Çevre sorunlarının temelde iki farklı biçimde ortaya çıktığı gözlemlenmektedir. Birincisi, doğal kaynakların üretim/tüketim etkinlikleri çerçevesinde aşırı kullanımı, ikincisi ekosistemin giderme/ özümseme kapasitesini aşan miktarlarda atığın doğaya bırakılmasıdır. Çevre sorunlarının oluşmasındaki temel nedenler arasında düzensiz sanayileşme, çarpık kentleşme ve nüfus oranındaki artış ifade edilmektedir.
Sanayileşme
Çevresel etkilerin göz önünde bulundurulmadığı, kaynakların sınırsız ve sorumsuz biçimde kullanıldığı, kısa vadeli kalkınmanın amaçlandığı sanayi politikalarının ardından son 20–30 yıl içinde özellikle iklim değişikliğinin etkilerinin gün geçtikçe daha da hissedilmeye başlamasıyla sanayilerde çevresel faydamaliyet analizleri yapılmakta, çevre, gerçekleştirilecek faaliyetlerde bir boyut olarak değerlendirilmektedir.
Kentleşme
Kentleşmenin özelliklerini şu şekilde sıralanabilir (İspir, 1986:7–8);
- Kentleşme bir değişim sürecidir. Devletin yüklendiği hizmetler açısından faaliyetlerde bulunmasını gerektiren ekonomik, sosyal, fiziki ve nüfus alanlarındaki değişikliklerdir.
- Kentler gelişirken ortaya koydukları değişmeler çok yönlüdür ve ülkenin ekonomik ve sosyopolitik yapısını etkileme gücüne sahiptir. Bu nedenle kentleşme ve bununla ilgili hukuki düzenlemeler devlet tarafından yapılmalıdır.
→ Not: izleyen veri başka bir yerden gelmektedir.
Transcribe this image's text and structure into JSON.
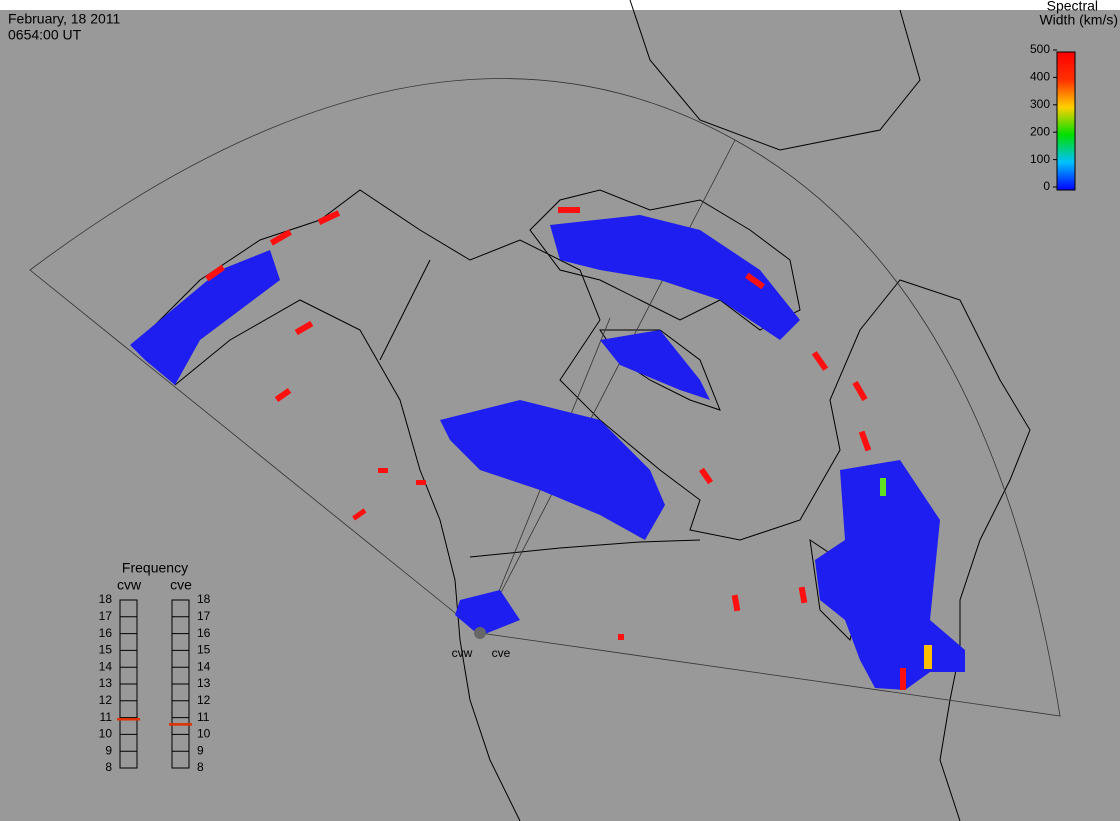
{
  "header": {
    "date": "February, 18 2011",
    "time": "0654:00 UT"
  },
  "colorbar": {
    "title_lines": [
      "Spectral",
      "Width (km/s)"
    ],
    "range": [
      0,
      500
    ],
    "ticks": [
      0,
      100,
      200,
      300,
      400,
      500
    ]
  },
  "frequency": {
    "title": "Frequency",
    "range": [
      8,
      18
    ],
    "ticks": [
      8,
      9,
      10,
      11,
      12,
      13,
      14,
      15,
      16,
      17,
      18
    ],
    "radars": [
      {
        "name": "cvw",
        "value": 10.9
      },
      {
        "name": "cve",
        "value": 10.6
      }
    ]
  },
  "stations": [
    "cvw",
    "cve"
  ]
}
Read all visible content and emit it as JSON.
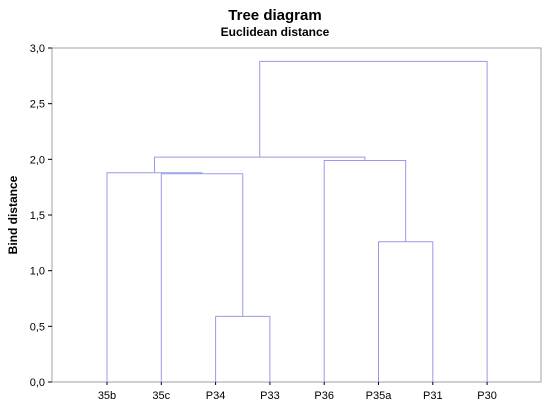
{
  "chart_data": {
    "type": "dendrogram",
    "title": "Tree diagram",
    "subtitle": "Euclidean distance",
    "ylabel": "Bind distance",
    "xlabel": "",
    "ylim": [
      0,
      3
    ],
    "yticks": [
      "0,0",
      "0,5",
      "1,0",
      "1,5",
      "2,0",
      "2,5",
      "3,0"
    ],
    "yticks_values": [
      0,
      0.5,
      1.0,
      1.5,
      2.0,
      2.5,
      3.0
    ],
    "leaves": [
      "35b",
      "35c",
      "P34",
      "P33",
      "P36",
      "P35a",
      "P31",
      "P30"
    ],
    "link_color": "#9a9ae8",
    "links": [
      {
        "left": "P34",
        "right": "P33",
        "height": 0.59
      },
      {
        "left": "P35a",
        "right": "P31",
        "height": 1.26
      },
      {
        "left": "35c",
        "right": "P34+P33",
        "height": 1.87
      },
      {
        "left": "35b",
        "right": "35c+P34+P33",
        "height": 1.88
      },
      {
        "left": "P36",
        "right": "P35a+P31",
        "height": 1.99
      },
      {
        "left": "35b+35c+P34+P33",
        "right": "P36+P35a+P31",
        "height": 2.02
      },
      {
        "left": "35b+35c+P34+P33+P36+P35a+P31",
        "right": "P30",
        "height": 2.88
      }
    ]
  }
}
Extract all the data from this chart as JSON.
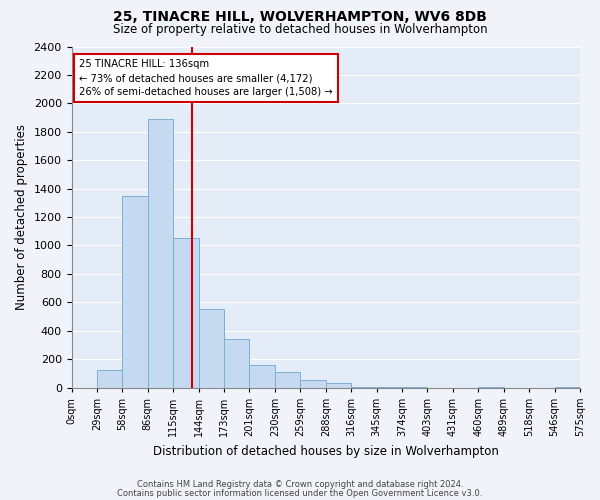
{
  "title": "25, TINACRE HILL, WOLVERHAMPTON, WV6 8DB",
  "subtitle": "Size of property relative to detached houses in Wolverhampton",
  "xlabel": "Distribution of detached houses by size in Wolverhampton",
  "ylabel": "Number of detached properties",
  "bar_color": "#c5d9f0",
  "bar_edge_color": "#7bafd4",
  "background_color": "#f0f4fa",
  "plot_bg_color": "#e4ecf7",
  "grid_color": "#ffffff",
  "bin_labels": [
    "0sqm",
    "29sqm",
    "58sqm",
    "86sqm",
    "115sqm",
    "144sqm",
    "173sqm",
    "201sqm",
    "230sqm",
    "259sqm",
    "288sqm",
    "316sqm",
    "345sqm",
    "374sqm",
    "403sqm",
    "431sqm",
    "460sqm",
    "489sqm",
    "518sqm",
    "546sqm",
    "575sqm"
  ],
  "counts": [
    0,
    125,
    1350,
    1890,
    1050,
    550,
    340,
    160,
    110,
    55,
    30,
    5,
    5,
    5,
    0,
    0,
    5,
    0,
    0,
    5
  ],
  "n_bins": 20,
  "vline_bin": 4,
  "vline_color": "#cc0000",
  "annotation_title": "25 TINACRE HILL: 136sqm",
  "annotation_line1": "← 73% of detached houses are smaller (4,172)",
  "annotation_line2": "26% of semi-detached houses are larger (1,508) →",
  "annotation_box_color": "#ffffff",
  "annotation_border_color": "#cc0000",
  "ylim": [
    0,
    2400
  ],
  "yticks": [
    0,
    200,
    400,
    600,
    800,
    1000,
    1200,
    1400,
    1600,
    1800,
    2000,
    2200,
    2400
  ],
  "footer1": "Contains HM Land Registry data © Crown copyright and database right 2024.",
  "footer2": "Contains public sector information licensed under the Open Government Licence v3.0."
}
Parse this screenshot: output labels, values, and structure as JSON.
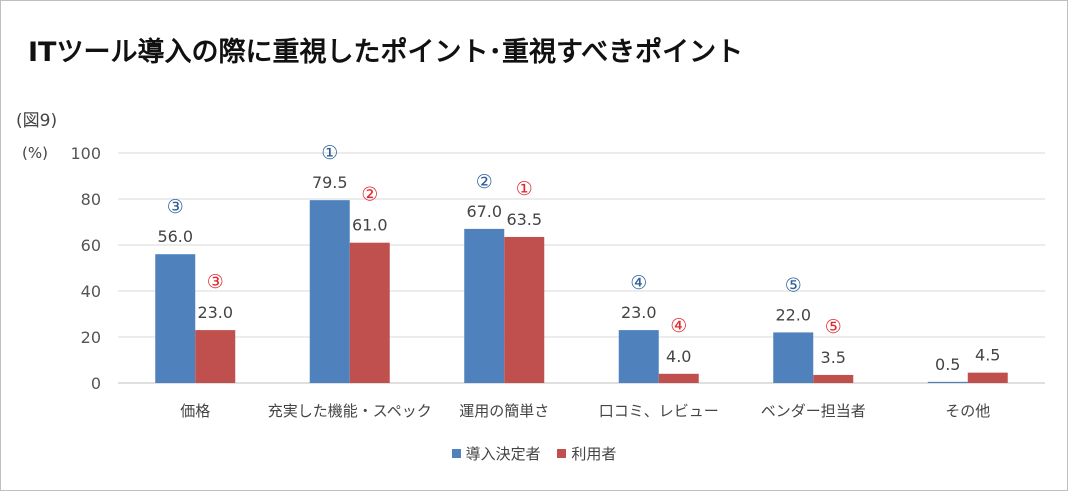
{
  "title": "ITツール導入の際に重視したポイント･重視すべきポイント",
  "figure_label": "(図9)",
  "unit_label": "(%)",
  "colors": {
    "series1": "#4f81bd",
    "series2": "#c0504d",
    "rank1": "#2e5f96",
    "rank2": "#e0282e",
    "grid": "#d9d9d9"
  },
  "chart_data": {
    "type": "bar",
    "categories": [
      "価格",
      "充実した機能・スペック",
      "運用の簡単さ",
      "口コミ、レビュー",
      "ベンダー担当者",
      "その他"
    ],
    "series": [
      {
        "name": "導入決定者",
        "values": [
          56.0,
          79.5,
          67.0,
          23.0,
          22.0,
          0.5
        ],
        "labels": [
          "56.0",
          "79.5",
          "67.0",
          "23.0",
          "22.0",
          "0.5"
        ],
        "ranks": [
          "③",
          "①",
          "②",
          "④",
          "⑤",
          ""
        ]
      },
      {
        "name": "利用者",
        "values": [
          23.0,
          61.0,
          63.5,
          4.0,
          3.5,
          4.5
        ],
        "labels": [
          "23.0",
          "61.0",
          "63.5",
          "4.0",
          "3.5",
          "4.5"
        ],
        "ranks": [
          "③",
          "②",
          "①",
          "④",
          "⑤",
          ""
        ]
      }
    ],
    "ylim": [
      0,
      100
    ],
    "yticks": [
      "0",
      "20",
      "40",
      "60",
      "80",
      "100"
    ],
    "grid": true,
    "legend": "bottom"
  }
}
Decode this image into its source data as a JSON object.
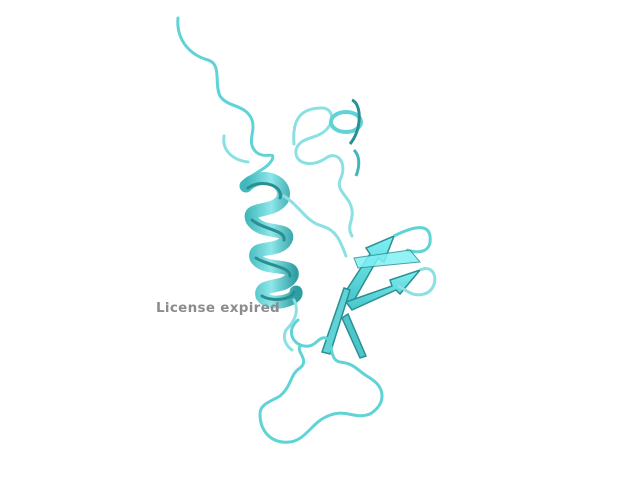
{
  "viewer": {
    "background": "#ffffff",
    "cartoon_color": "#5fd3d6",
    "cartoon_shadow": "#2a8f93",
    "watermark": "License expired"
  }
}
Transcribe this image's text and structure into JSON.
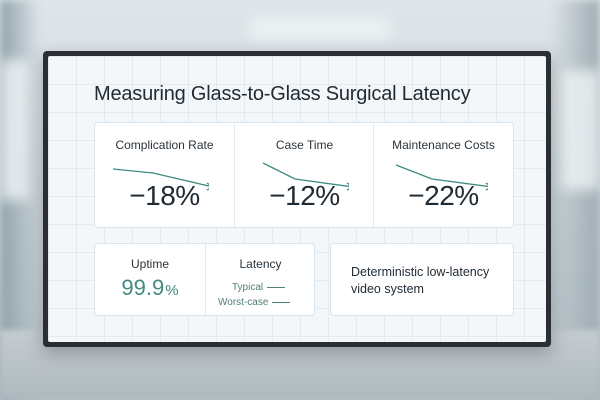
{
  "title": "Measuring Glass-to-Glass Surgical Latency",
  "metrics": [
    {
      "label": "Complication Rate",
      "value": "−18%"
    },
    {
      "label": "Case Time",
      "value": "−12%"
    },
    {
      "label": "Maintenance Costs",
      "value": "−22%"
    }
  ],
  "uptime": {
    "label": "Uptime",
    "value": "99.9",
    "unit": "%"
  },
  "latency": {
    "label": "Latency",
    "typical": "Typical",
    "worst": "Worst-case"
  },
  "system": {
    "line1": "Deterministic low-latency",
    "line2": "video system"
  },
  "colors": {
    "accent": "#3f8a7f",
    "trend": "#3c8c82",
    "text": "#1f2a33"
  }
}
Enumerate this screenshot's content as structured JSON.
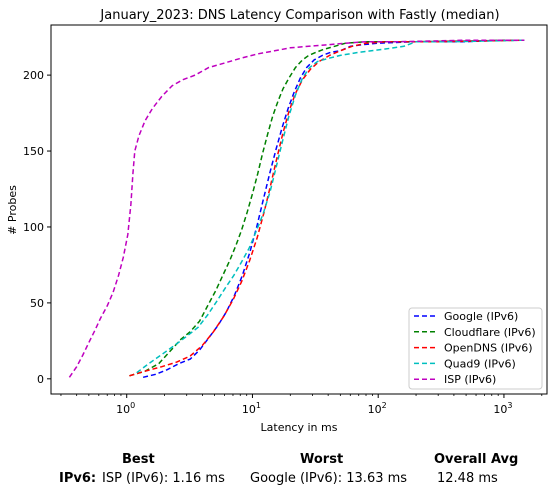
{
  "chart_data": {
    "type": "line",
    "title": "January_2023: DNS Latency Comparison with Fastly (median)",
    "xlabel": "Latency in ms",
    "ylabel": "# Probes",
    "xscale": "log",
    "xlim": [
      0.25,
      2200
    ],
    "ylim": [
      -10,
      233
    ],
    "x_ticks": [
      {
        "value": 1,
        "base": "10",
        "exp": "0"
      },
      {
        "value": 10,
        "base": "10",
        "exp": "1"
      },
      {
        "value": 100,
        "base": "10",
        "exp": "2"
      },
      {
        "value": 1000,
        "base": "10",
        "exp": "3"
      }
    ],
    "y_ticks": [
      0,
      50,
      100,
      150,
      200
    ],
    "grid": false,
    "legend_position": "lower-right",
    "series": [
      {
        "name": "Google (IPv6)",
        "color": "#0000ff",
        "x": [
          1.35,
          1.7,
          2.1,
          2.6,
          3.2,
          3.8,
          4.5,
          5.3,
          6.2,
          7.2,
          8.3,
          9.5,
          10.8,
          12.2,
          13.8,
          15.5,
          17.3,
          19.2,
          21.5,
          24,
          27,
          31,
          36,
          42,
          50,
          60,
          75,
          100,
          200,
          500,
          1000,
          1450
        ],
        "y": [
          1,
          3,
          6,
          10,
          13,
          19,
          27,
          35,
          44,
          55,
          68,
          83,
          100,
          118,
          136,
          152,
          166,
          178,
          189,
          198,
          205,
          210,
          213,
          215,
          216,
          219,
          220,
          221,
          222,
          222,
          223,
          223
        ]
      },
      {
        "name": "Cloudflare (IPv6)",
        "color": "#008000",
        "x": [
          1.05,
          1.4,
          1.8,
          2.2,
          2.7,
          3.2,
          3.8,
          4.4,
          5.1,
          5.8,
          6.6,
          7.4,
          8.2,
          9.1,
          10,
          11,
          12,
          13.2,
          14.5,
          16,
          17.5,
          19.5,
          22,
          25,
          28,
          32,
          37,
          45,
          55,
          80,
          200,
          1450
        ],
        "y": [
          2,
          5,
          10,
          18,
          26,
          31,
          38,
          48,
          58,
          68,
          78,
          88,
          98,
          110,
          122,
          135,
          148,
          161,
          173,
          183,
          191,
          198,
          205,
          210,
          213,
          215,
          217,
          219,
          221,
          222,
          222,
          223
        ]
      },
      {
        "name": "OpenDNS (IPv6)",
        "color": "#ff0000",
        "x": [
          1.05,
          1.4,
          1.9,
          2.5,
          3.2,
          4,
          4.9,
          5.9,
          7,
          8.2,
          9.5,
          10.9,
          12.4,
          14,
          15.7,
          17.5,
          19.5,
          22,
          25,
          29,
          34,
          41,
          50,
          62,
          80,
          120,
          300,
          1450
        ],
        "y": [
          2,
          5,
          8,
          11,
          15,
          22,
          31,
          41,
          52,
          64,
          78,
          93,
          110,
          128,
          146,
          162,
          176,
          188,
          197,
          204,
          209,
          213,
          216,
          219,
          221,
          222,
          222,
          223
        ]
      },
      {
        "name": "Quad9 (IPv6)",
        "color": "#00bfbf",
        "x": [
          1.2,
          1.5,
          1.9,
          2.4,
          3,
          3.7,
          4.4,
          5.2,
          6.1,
          7.1,
          8.2,
          9.4,
          10.7,
          12.2,
          13.8,
          15.5,
          17.4,
          19.5,
          22,
          25,
          28.5,
          33,
          40,
          50,
          70,
          110,
          160,
          200,
          400,
          1450
        ],
        "y": [
          4,
          10,
          16,
          22,
          28,
          34,
          42,
          51,
          60,
          68,
          77,
          86,
          97,
          109,
          123,
          140,
          157,
          173,
          187,
          198,
          205,
          209,
          211,
          213,
          215,
          217,
          219,
          222,
          222,
          223
        ]
      },
      {
        "name": "ISP (IPv6)",
        "color": "#bf00bf",
        "x": [
          0.35,
          0.4,
          0.45,
          0.5,
          0.56,
          0.62,
          0.7,
          0.78,
          0.86,
          0.94,
          1.02,
          1.08,
          1.12,
          1.16,
          1.25,
          1.4,
          1.6,
          1.9,
          2.3,
          2.8,
          3.5,
          4.5,
          6,
          8,
          11,
          15,
          20,
          28,
          40,
          55,
          80,
          150,
          500,
          1450
        ],
        "y": [
          1,
          8,
          16,
          24,
          32,
          40,
          48,
          57,
          68,
          80,
          95,
          115,
          135,
          150,
          160,
          170,
          178,
          186,
          193,
          197,
          200,
          205,
          208,
          211,
          214,
          216,
          218,
          219,
          220,
          221,
          222,
          222,
          223,
          223
        ]
      }
    ]
  },
  "summary": {
    "headers": {
      "best": "Best",
      "worst": "Worst",
      "avg": "Overall Avg"
    },
    "row_label": "IPv6:",
    "best": "ISP (IPv6): 1.16 ms",
    "worst": "Google (IPv6): 13.63 ms",
    "avg": "12.48 ms"
  }
}
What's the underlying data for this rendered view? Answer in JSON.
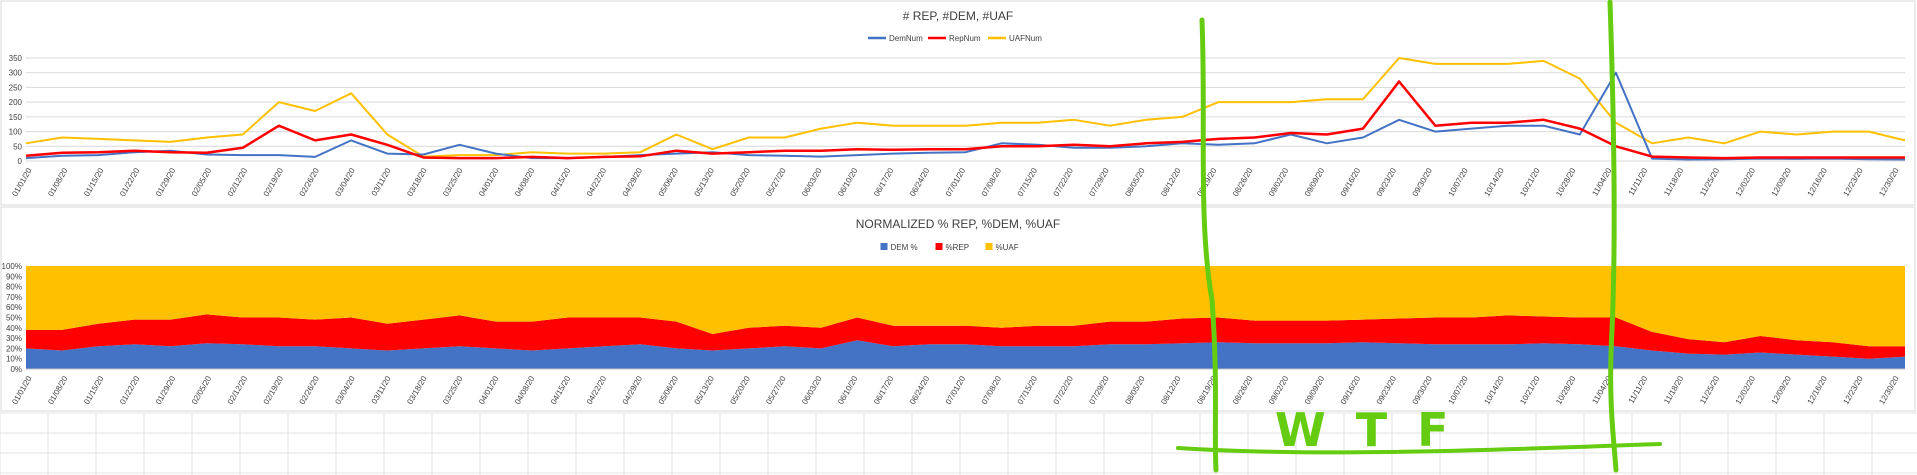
{
  "colors": {
    "dem": "#4472c4",
    "rep": "#ff0000",
    "uaf": "#ffc000",
    "annotation": "#66cc11",
    "grid": "#d9d9d9"
  },
  "annotation": {
    "text": "WTF"
  },
  "chart_data": [
    {
      "type": "line",
      "title": "# REP, #DEM, #UAF",
      "legend": [
        "DemNum",
        "RepNum",
        "UAFNum"
      ],
      "legend_position": "top-center",
      "ylim": [
        0,
        350
      ],
      "yticks": [
        "0",
        "50",
        "100",
        "150",
        "200",
        "250",
        "300",
        "350"
      ],
      "x_tick_labels": [
        "01/01/20",
        "01/08/20",
        "01/15/20",
        "01/22/20",
        "01/29/20",
        "02/05/20",
        "02/12/20",
        "02/19/20",
        "02/26/20",
        "03/04/20",
        "03/11/20",
        "03/18/20",
        "03/25/20",
        "04/01/20",
        "04/08/20",
        "04/15/20",
        "04/22/20",
        "04/29/20",
        "05/06/20",
        "05/13/20",
        "05/20/20",
        "05/27/20",
        "06/03/20",
        "06/10/20",
        "06/17/20",
        "06/24/20",
        "07/01/20",
        "07/08/20",
        "07/15/20",
        "07/22/20",
        "07/29/20",
        "08/05/20",
        "08/12/20",
        "08/19/20",
        "08/26/20",
        "09/02/20",
        "09/09/20",
        "09/16/20",
        "09/23/20",
        "09/30/20",
        "10/07/20",
        "10/14/20",
        "10/21/20",
        "10/28/20",
        "11/04/20",
        "11/11/20",
        "11/18/20",
        "11/25/20",
        "12/02/20",
        "12/09/20",
        "12/16/20",
        "12/23/20",
        "12/30/20"
      ],
      "series": [
        {
          "name": "DemNum",
          "values": [
            10,
            18,
            20,
            30,
            35,
            22,
            20,
            20,
            14,
            70,
            25,
            22,
            55,
            25,
            10,
            10,
            14,
            20,
            25,
            30,
            20,
            18,
            15,
            20,
            25,
            28,
            30,
            60,
            55,
            45,
            45,
            50,
            60,
            55,
            60,
            90,
            60,
            80,
            140,
            100,
            110,
            120,
            120,
            90,
            300,
            8,
            5,
            6,
            8,
            7,
            8,
            6,
            5
          ]
        },
        {
          "name": "RepNum",
          "values": [
            18,
            28,
            30,
            35,
            30,
            28,
            45,
            120,
            70,
            90,
            55,
            12,
            10,
            10,
            14,
            10,
            14,
            16,
            35,
            25,
            30,
            35,
            35,
            40,
            38,
            40,
            40,
            50,
            50,
            55,
            50,
            60,
            65,
            75,
            80,
            95,
            90,
            110,
            270,
            120,
            130,
            130,
            140,
            110,
            50,
            15,
            12,
            10,
            12,
            12,
            12,
            12,
            12
          ]
        },
        {
          "name": "UAFNum",
          "values": [
            60,
            80,
            75,
            70,
            65,
            80,
            90,
            200,
            170,
            230,
            90,
            15,
            20,
            20,
            30,
            25,
            25,
            30,
            90,
            40,
            80,
            80,
            110,
            130,
            120,
            120,
            120,
            130,
            130,
            140,
            120,
            140,
            150,
            200,
            200,
            200,
            210,
            210,
            350,
            330,
            330,
            330,
            340,
            280,
            130,
            60,
            80,
            60,
            100,
            90,
            100,
            100,
            70
          ]
        }
      ]
    },
    {
      "type": "area",
      "stacked": "percent",
      "title": "NORMALIZED % REP, %DEM, %UAF",
      "legend": [
        "DEM %",
        "%REP",
        "%UAF"
      ],
      "legend_position": "top-center",
      "ylim": [
        0,
        100
      ],
      "yticks": [
        "0%",
        "10%",
        "20%",
        "30%",
        "40%",
        "50%",
        "60%",
        "70%",
        "80%",
        "90%",
        "100%"
      ],
      "x_tick_labels": [
        "01/01/20",
        "01/08/20",
        "01/15/20",
        "01/22/20",
        "01/29/20",
        "02/05/20",
        "02/12/20",
        "02/19/20",
        "02/26/20",
        "03/04/20",
        "03/11/20",
        "03/18/20",
        "03/25/20",
        "04/01/20",
        "04/08/20",
        "04/15/20",
        "04/22/20",
        "04/29/20",
        "05/06/20",
        "05/13/20",
        "05/20/20",
        "05/27/20",
        "06/03/20",
        "06/10/20",
        "06/17/20",
        "06/24/20",
        "07/01/20",
        "07/08/20",
        "07/15/20",
        "07/22/20",
        "07/29/20",
        "08/05/20",
        "08/12/20",
        "08/19/20",
        "08/26/20",
        "09/02/20",
        "09/09/20",
        "09/16/20",
        "09/23/20",
        "09/30/20",
        "10/07/20",
        "10/14/20",
        "10/21/20",
        "10/28/20",
        "11/04/20",
        "11/11/20",
        "11/18/20",
        "11/25/20",
        "12/02/20",
        "12/09/20",
        "12/16/20",
        "12/23/20",
        "12/30/20"
      ],
      "series": [
        {
          "name": "DEM %",
          "values": [
            20,
            18,
            22,
            24,
            22,
            25,
            24,
            22,
            22,
            20,
            18,
            20,
            22,
            20,
            18,
            20,
            22,
            24,
            20,
            18,
            20,
            22,
            20,
            28,
            22,
            24,
            24,
            22,
            22,
            22,
            24,
            24,
            25,
            26,
            25,
            25,
            25,
            26,
            25,
            24,
            24,
            24,
            25,
            24,
            22,
            18,
            15,
            14,
            16,
            14,
            12,
            10,
            12
          ]
        },
        {
          "name": "%REP",
          "values": [
            18,
            20,
            22,
            24,
            26,
            28,
            26,
            28,
            26,
            30,
            26,
            28,
            30,
            26,
            28,
            30,
            28,
            26,
            26,
            16,
            20,
            20,
            20,
            22,
            20,
            18,
            18,
            18,
            20,
            20,
            22,
            22,
            24,
            24,
            22,
            22,
            22,
            22,
            24,
            26,
            26,
            28,
            26,
            26,
            28,
            18,
            14,
            12,
            16,
            14,
            14,
            12,
            10
          ]
        },
        {
          "name": "%UAF",
          "values": [
            62,
            62,
            56,
            52,
            52,
            47,
            50,
            50,
            52,
            50,
            56,
            52,
            48,
            54,
            54,
            50,
            50,
            50,
            54,
            66,
            60,
            58,
            60,
            50,
            58,
            58,
            58,
            60,
            58,
            58,
            54,
            54,
            51,
            50,
            53,
            53,
            53,
            52,
            51,
            50,
            50,
            48,
            49,
            50,
            50,
            64,
            71,
            74,
            68,
            72,
            74,
            78,
            78
          ]
        }
      ]
    }
  ]
}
- Devlet kentleşme nedeniyle karmaşık ve teknik nitelik taşıyan sorun ve görevlerle karşılaşır. Taşımacılık, mesken, salgın hastalıkların önlenmesi ve denetimi, çevre kirliliğinin önlenmesi, enerji, altyapı, eğitim-kültür ve sosyal hizmetleri yürütme durumunda kalır. Ancak bu hizmetler kentleşmeden dolayı giderek karmaşık bir hal alacağından, çeşitli kaynakların koordinasyonu ve planlanması zorunlu olur ve teknik donanımı gerektirir.
Nüfus Artışı
Çevre sorunları ve çevre kirliliği üzerinde dünya nüfus artışının dolaylı bir etkisi vardır. Nüfus artışının çevrede meydana getirdiği olumsuz etki; tüketim alışkanlıklarıyla birlikte, daha fazla ürün ve enerji kullanımına yönelik değişmelerdir.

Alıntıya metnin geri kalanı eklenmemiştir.